Sunday, February 21, 2010

Eulogy for a headless dog

I originally posted this about four years ago. Something about the pumpkin reminded me of it, so even though there's no accompanying photo, I thought I'd repost it anyway:

Yesterday morning I awoke to a smell not unlike my dogs' anal glands. I thought to myself, wow, Peaches certainly was munching her ass this morning. Strange that I didn't hear her.

I fed the Peach, leashed her, then took her out front to begin our walk, as I do every morning. I stepped out onto the front porch and noticed that during the night a ripped-up towel and what appeared, from a distance, to be a chunk of carpet, had appeared on the front lawn. Peaches and I decided to inspect the items closer. Yes, that was a towel, covered in dirt and discolored from bleach. But the carpet revealed to have bones sticking out of it. Peaches slowly began to inch her body close to it, as though she was going to roll in it. "No Peaches!" I pulled her back just in time and she begrudgingly sat on the sidewalk while I continued to look at the boned carpet and towel.

It was then that I noticed a hole that had been dug up by some sort of animal during the night. Suddenly it all came together. Several years ago someone must have buried their dead dog under the tree. For whatever reason they decided that burying it one foot beneath the surface of the ground, wrapped in a towel, was hygienic enough. In the heat of Wednesday, however, the stink of the rotting animal, which had up to this point been kept decently preserved under the shade of the tree, began to fill the air, beckoning the nighttime scavengers to unearth the mystery. The scavenger had either chewed off its head and left the rest of its body for me to dispose of, or...
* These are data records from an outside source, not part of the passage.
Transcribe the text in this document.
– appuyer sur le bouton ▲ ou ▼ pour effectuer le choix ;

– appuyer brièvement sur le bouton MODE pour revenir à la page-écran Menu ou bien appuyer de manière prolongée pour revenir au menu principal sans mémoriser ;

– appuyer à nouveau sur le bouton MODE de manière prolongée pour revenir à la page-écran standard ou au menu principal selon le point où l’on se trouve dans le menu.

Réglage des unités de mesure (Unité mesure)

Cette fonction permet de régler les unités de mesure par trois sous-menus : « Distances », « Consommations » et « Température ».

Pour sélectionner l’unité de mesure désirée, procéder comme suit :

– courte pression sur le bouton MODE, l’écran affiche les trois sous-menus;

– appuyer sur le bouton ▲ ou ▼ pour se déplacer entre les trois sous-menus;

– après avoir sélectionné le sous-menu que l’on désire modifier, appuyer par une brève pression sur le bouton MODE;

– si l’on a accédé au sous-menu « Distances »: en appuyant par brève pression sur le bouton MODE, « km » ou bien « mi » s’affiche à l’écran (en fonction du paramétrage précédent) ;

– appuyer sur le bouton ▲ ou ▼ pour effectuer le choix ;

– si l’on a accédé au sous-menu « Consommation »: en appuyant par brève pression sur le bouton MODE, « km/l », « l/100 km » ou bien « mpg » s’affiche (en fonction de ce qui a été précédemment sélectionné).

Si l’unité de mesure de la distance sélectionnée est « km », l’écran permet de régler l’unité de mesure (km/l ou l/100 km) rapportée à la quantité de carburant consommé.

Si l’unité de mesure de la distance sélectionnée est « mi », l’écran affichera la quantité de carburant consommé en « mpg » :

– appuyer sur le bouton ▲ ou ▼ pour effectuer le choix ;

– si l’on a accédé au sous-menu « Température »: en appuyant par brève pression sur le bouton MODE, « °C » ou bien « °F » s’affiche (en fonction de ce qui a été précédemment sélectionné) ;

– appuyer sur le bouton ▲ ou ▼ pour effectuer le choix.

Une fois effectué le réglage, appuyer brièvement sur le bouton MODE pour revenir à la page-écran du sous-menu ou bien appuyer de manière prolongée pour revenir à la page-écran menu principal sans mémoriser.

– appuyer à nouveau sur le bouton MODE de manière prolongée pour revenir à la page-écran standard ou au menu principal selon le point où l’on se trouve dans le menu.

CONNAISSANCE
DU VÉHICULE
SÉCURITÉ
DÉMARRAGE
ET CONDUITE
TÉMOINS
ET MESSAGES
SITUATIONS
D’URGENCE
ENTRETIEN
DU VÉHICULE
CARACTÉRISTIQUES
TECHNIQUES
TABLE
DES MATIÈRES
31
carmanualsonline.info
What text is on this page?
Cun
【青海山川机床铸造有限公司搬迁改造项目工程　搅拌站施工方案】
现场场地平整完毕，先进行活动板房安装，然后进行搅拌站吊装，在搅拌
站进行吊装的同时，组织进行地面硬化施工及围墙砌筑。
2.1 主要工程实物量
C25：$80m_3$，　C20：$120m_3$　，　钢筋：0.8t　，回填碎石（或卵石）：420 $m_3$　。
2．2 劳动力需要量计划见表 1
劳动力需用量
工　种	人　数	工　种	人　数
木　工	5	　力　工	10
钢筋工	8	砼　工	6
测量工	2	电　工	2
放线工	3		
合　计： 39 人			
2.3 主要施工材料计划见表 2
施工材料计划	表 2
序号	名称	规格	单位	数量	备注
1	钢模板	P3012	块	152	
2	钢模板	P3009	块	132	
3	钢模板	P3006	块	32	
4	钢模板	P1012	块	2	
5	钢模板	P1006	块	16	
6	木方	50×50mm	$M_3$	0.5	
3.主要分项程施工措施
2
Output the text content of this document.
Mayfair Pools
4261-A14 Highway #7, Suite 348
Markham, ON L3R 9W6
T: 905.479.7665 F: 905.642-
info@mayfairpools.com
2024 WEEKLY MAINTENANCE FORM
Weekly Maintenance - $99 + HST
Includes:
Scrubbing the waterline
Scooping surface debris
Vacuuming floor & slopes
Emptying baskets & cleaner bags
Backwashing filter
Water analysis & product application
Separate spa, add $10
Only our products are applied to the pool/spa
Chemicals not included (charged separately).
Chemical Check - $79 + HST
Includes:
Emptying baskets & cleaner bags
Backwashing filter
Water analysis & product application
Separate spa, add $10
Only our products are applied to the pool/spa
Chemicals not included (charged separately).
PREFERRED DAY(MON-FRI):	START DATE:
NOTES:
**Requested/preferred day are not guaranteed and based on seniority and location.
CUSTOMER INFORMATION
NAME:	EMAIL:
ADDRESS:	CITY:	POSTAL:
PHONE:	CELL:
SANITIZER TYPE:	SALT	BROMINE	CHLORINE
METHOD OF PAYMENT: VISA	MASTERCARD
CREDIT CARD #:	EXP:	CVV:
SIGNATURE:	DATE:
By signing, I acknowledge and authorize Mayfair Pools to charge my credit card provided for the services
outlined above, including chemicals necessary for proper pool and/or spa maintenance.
Perhaps the dog never had a head and was buried under the tree to end a curse! Maybe the dog was roaming the neighborhood, chasing kitties and scaring children, and a witch told my neighbor with the American flag that the only way to destroy the dog and its endless wanderings was to bury it under a tree on a hot summer night!

But probably not.

So Peaches and I left the corpse and continued on our walk. When we made the circle back to the house the smell was so overwhelming that I found myself trapped in a convulsion of gags. I could barely make it up the front porch and into the house. However disgusted I was by the odor, I knew something had to be done. Sure, I could leave it for the neighbors, but the smell was increasing and filling up the house.

Breathing through my mouth, I got the rusty shovel out of the side yard and approached the corpse. The dog must have been a terrier of some sort, judging by the size of its body and tail. I assumed that a corpse would be light, considering the creatures that eat its insides and the time it had under the ground to turn into earth. But this thing was so heavy that I wasn't sure if I'd be able to keep the body from falling off the shovel as I carried it around the block to the dumpster.

After several minutes of failed scooping, I managed to get the body mounted on the shovel in such a way that it was balanced, and I covered it with a black trash bag to avoid questions on my way to the dumpster.

Grunting and panting, the shovel extended straight out in front of me, with the tips of the bones sticking out from under the trashbag, I stepped off the sidewalk to let a jogger pass me, wondering what the scene must look like: it's 7:30 in the morning and a woman in Business Casual is carrying corpse on a shovel down the sidewalk.

I turned the corner into the alley and avoided eye contact with a man walking toward me, who glanced and frowned at my bundle on the shovel. Now I had to figure out how to get the lid of the dumpster up, without risking losing the body from the shovel. Delicately I lowered the body and set the shovel on the ground. I got the lid off the dumpster to rest against the wall, then picked up the shovel again. Since I'm pretty short and the dumpster is pretty high, I didn't know if I'd be able to thrust the corpse over the lip. Certainly I did not want to see what the underside of the body looked like.

Slowly I raised the shovel, tilted it, and the body sank into the trash, covered by the black trash bag.

I didn't bother disposing of the tattered towel or filling in the shallow hole with dirt.

I kind of regret getting rid of it before taking time to examine it. If I were braver I would have dissected it or set it aside where I could watch it decompose in peace. Instead, the headless dog will be buried among all of our useless crap. But I don't feel guilty about disrespecting the dead. The dead are beyond that.